Due to global shut down of economic activities and transportation, the infrastructure sector has to see a halt in operations due to disruptions in supply chain, impacting international investors as they became cautious of their investment position. The study is aimed at modelling the volatility of the returns in the infrastructure sector in India using S&P BSE Infrastructure Index during Covid-19 by applying univariate stipulations of the GARCH family of models such as GARCH (1,1), EGARCH (1,1), MGARCH (1,1). The study found the presence of asymmetric effects indicating that the arrival of Covid 19 news created more turmoil in the market. Also, significant relationship has been observed between the magnitude of variance and returns, meaning thereby the global investors, while making portfolio decisions, should emphasize that high risk implies high returns holds true for Infrastructure sector in India.
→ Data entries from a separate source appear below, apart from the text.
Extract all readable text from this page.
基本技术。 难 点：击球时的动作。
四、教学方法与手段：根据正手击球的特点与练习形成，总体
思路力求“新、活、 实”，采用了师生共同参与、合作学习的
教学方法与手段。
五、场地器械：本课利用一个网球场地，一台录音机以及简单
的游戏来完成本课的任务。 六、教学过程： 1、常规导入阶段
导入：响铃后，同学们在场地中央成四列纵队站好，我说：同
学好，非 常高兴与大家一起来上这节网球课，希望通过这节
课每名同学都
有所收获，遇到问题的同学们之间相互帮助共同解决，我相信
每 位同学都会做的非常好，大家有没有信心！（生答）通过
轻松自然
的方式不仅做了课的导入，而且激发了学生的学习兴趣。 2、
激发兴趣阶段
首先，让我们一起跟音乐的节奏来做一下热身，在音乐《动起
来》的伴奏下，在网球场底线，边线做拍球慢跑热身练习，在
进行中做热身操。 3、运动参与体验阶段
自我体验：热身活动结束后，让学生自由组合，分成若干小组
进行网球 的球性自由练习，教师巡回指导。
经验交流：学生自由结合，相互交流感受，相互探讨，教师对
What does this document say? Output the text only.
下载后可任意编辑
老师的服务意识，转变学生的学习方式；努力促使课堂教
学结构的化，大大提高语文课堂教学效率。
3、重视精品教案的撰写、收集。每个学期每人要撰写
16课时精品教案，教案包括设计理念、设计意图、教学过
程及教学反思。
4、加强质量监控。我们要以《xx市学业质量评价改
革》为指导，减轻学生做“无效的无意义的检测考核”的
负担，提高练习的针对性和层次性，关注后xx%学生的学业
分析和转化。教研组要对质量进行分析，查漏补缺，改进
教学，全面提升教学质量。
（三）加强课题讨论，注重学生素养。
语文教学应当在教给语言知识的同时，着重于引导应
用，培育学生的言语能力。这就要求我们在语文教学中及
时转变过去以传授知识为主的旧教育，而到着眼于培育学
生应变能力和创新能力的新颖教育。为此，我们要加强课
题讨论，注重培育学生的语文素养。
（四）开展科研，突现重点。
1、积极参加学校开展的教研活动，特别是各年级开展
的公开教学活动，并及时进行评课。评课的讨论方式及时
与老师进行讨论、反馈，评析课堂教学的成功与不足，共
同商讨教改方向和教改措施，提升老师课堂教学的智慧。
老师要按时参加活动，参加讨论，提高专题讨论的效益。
The study suggests that the investors, while estimating value at risk, should consider that the infrastructure returns depict higher persistence level and the past volatility of the returns in the infrastructure sector has a significant impact on current volatility in case of BRICS economies.

Suggested Citation

  • Meena Sharma & Sunita, 2022. "Examining Asymmetric Volatility Dynamism of Returns in the Infrastructure Sector in India during Covid 19: - A application of GARCH Models," Acta Universitatis Bohemiae Meridionalis, University of South Bohemia in Ceske Budejovice, Faculty of Economics, vol. 25(2), pages 126-137.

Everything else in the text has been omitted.